Blechnum sociale
- Conservation status: Data Deficient (IUCN 3.1)

Scientific classification
- Kingdom: Plantae
- Clade: Tracheophytes
- Division: Polypodiophyta
- Class: Polypodiopsida
- Order: Polypodiales
- Suborder: Aspleniineae
- Family: Blechnaceae
- Genus: Blechnum
- Species: B. sociale
- Binomial name: Blechnum sociale Sodiro
- Synonyms: Lomaria socialis (Sodiro) Sodiro;

= Blechnum sociale =

- Authority: Sodiro
- Conservation status: DD
- Synonyms: Lomaria socialis (Sodiro) Sodiro

Species of fern

Blechnum sociale is a species of fern in the family Blechnaceae. It is endemic to Pichincha Province and Azuay Province, Ecuador, but has not been recorded since 1893. The name sociale indicates that they form in colonies. It was first described by Luis Sodiro in 1883. In 1893, Sodiro transferred it to Lomaria as Lomaria socialis. He said that the most similar species was Lomaria stipitellata, now placed in Parablechnum as Parablechnum stipitellatum.

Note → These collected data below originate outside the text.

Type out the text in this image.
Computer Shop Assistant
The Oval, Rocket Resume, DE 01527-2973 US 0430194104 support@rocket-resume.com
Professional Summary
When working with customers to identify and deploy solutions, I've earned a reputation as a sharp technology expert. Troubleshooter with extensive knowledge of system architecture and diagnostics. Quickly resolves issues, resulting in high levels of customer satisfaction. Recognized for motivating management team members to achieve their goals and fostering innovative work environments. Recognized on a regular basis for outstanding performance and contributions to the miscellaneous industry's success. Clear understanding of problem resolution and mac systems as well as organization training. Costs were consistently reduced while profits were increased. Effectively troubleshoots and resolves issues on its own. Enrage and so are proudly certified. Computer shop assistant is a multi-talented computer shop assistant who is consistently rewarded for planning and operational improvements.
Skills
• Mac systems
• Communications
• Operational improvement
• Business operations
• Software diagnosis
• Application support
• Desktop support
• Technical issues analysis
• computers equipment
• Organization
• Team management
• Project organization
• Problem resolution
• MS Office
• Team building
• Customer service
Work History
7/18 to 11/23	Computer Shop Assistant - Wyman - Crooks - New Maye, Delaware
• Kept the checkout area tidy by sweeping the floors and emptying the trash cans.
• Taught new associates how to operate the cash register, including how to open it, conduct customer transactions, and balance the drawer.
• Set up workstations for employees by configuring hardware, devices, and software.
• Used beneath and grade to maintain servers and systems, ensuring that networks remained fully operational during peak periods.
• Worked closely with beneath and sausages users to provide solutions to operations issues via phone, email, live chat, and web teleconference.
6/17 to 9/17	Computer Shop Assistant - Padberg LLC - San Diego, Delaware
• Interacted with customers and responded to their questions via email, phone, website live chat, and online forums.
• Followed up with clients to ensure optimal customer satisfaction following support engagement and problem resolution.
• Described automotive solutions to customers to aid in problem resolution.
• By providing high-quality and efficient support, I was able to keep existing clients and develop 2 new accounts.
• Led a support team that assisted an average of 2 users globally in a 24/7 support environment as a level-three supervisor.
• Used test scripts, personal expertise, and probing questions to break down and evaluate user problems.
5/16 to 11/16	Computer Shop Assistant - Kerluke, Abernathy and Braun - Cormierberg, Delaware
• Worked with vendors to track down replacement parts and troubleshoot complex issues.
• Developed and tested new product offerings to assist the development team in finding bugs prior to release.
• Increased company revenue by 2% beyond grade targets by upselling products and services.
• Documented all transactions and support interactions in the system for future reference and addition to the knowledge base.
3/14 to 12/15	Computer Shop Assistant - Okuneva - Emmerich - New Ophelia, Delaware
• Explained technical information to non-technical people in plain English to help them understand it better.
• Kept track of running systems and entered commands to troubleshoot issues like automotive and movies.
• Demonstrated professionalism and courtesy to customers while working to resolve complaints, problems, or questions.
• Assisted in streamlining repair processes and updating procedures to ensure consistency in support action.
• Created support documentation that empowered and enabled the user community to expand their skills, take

The status and taxonomy of Blechnum sociale was unclear as of 2003.

The epithet is sometimes incorrectly given as socialis, but Blechnum is neuter so the epithet should be sociale.

Its natural habitat is subtropical or tropical high-altitude shrubland. It is threatened by habitat loss for fires and grazing and it is possible it occurs in Reserva ecológica Cotacachi-Cayapas and Reserva ecológica Antisana.